YORK’S community stadium project has been hit by a rent deadlock between council bosses and the city’s football club.

York City FC has said City of York Council has proposed raising the annual rent the Minstermen would pay at the new £19 million Monks Cross stadium, to be shared with York City Knights, which the club has not agreed to.

It comes as a council report warned of a risk over the scheme’s affordability if the two clubs refuse rent deals to provide a “realistic income”.

It said this could lead to firms bidding to design, build and operate the stadium – due for completion at the start of 2016 after a series of delays – pulling out or the council having to pay more towards its running costs.

In a business case for the project produced last year, seen by The Press, City’s proposed annual rent was £125,000. Commercial confidentiality rules mean the precise increase sought by the council, which is providing £4 million towards the scheme, has not been confirmed.

City are contributing £350,000 to the project, with developers The Oakgate Group providing £13.75 million after securing approval for a neighbouring shopping complex.

Stadium project manager Tim Atkins said rent levels for City and the Knights were “under final discussion” and their arrangements would “provide security for the clubs, the council and operators” while equally sharing any risks.
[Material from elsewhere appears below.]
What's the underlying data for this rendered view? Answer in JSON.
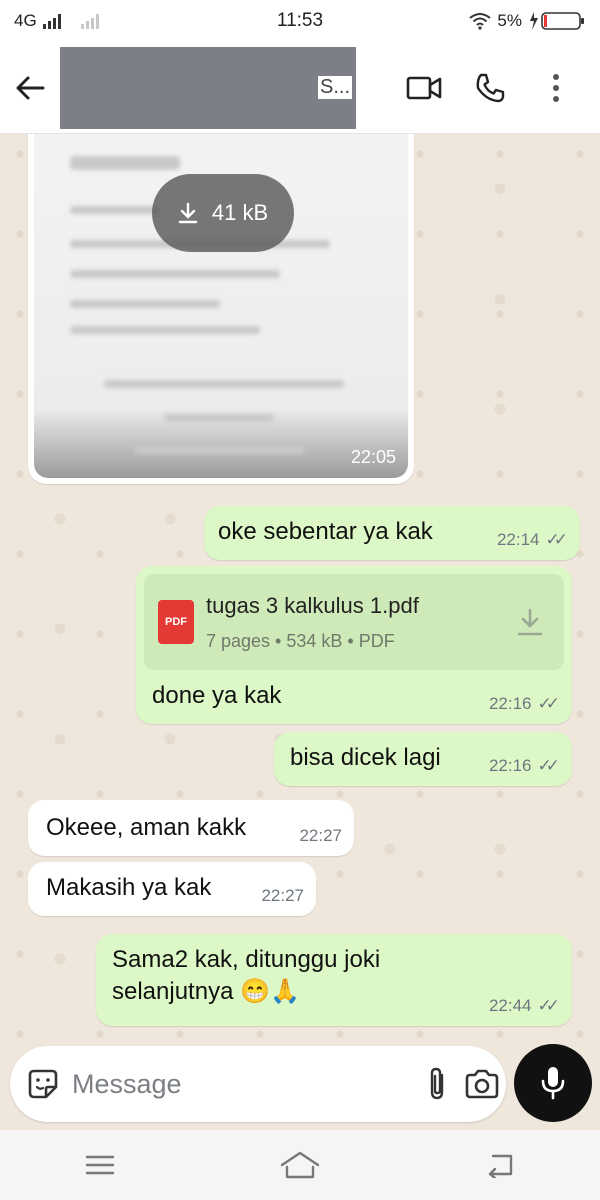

He said the project had no funding gap and two bidders have been invited to produce final detailed plans for the stadium.

Sophie Hicks, City’s communications and community director, said: “As City of York Council states, rental agreement for the community stadium has yet to be reached with York City Football Club, and this important issue is still under discussion.

“The proposed rental figure for the football club has increased since the business plan was presented in May 2012. Clearly, as custodians of York City Football Club, the board cannot commit to any arrangement which does not benefit the club for the long-term.

“Discussions are ongoing and I am sure a compromise will be reached.”

The “corporate risk” council report said rent levels currently being discussed were affordable for the clubs and allowed stadium bidders to meet targets, but would not cover running costs. Mr Atkins said: “The bidders are comfortable with this, as it has always been the case.

“The stadium offers the bidders a number of commercial opportunities they can develop in order to make it commercially viable for them.”

The council said the risk identified in the report remained “live” until agreements with the clubs were finalised and became legally binding.

Conservative group leader Coun Ian Gillies said the comments in the report justified his "long-held criticism regarding the continued lack of a professional business plan" for the stadium project.

"The ability of the football and rugby clubs to fund a commercial rent should have been established at an early stage, and the fact affordability targets are only now being mentioned gives cause for concern that the council's Labour administration are now looking for a withdrawal strategy," he said.

Coun Sonja Crisp, cabinet member for leisure, culture and tourism, said: "The project is well on track and nothing Coun Gillies can say now or in the future to try and derail it will stop it progressing. 

"There is an element of risk in any major project, but I'm pleased to see officers continue to use their expertise to identify and manage effectively any possible risks to this development so that we can move it forward with confidence. We're at an exciting part of the procurement process for the community stadium and, with each step the project takes, it makes Conservative opposition all the more pointless".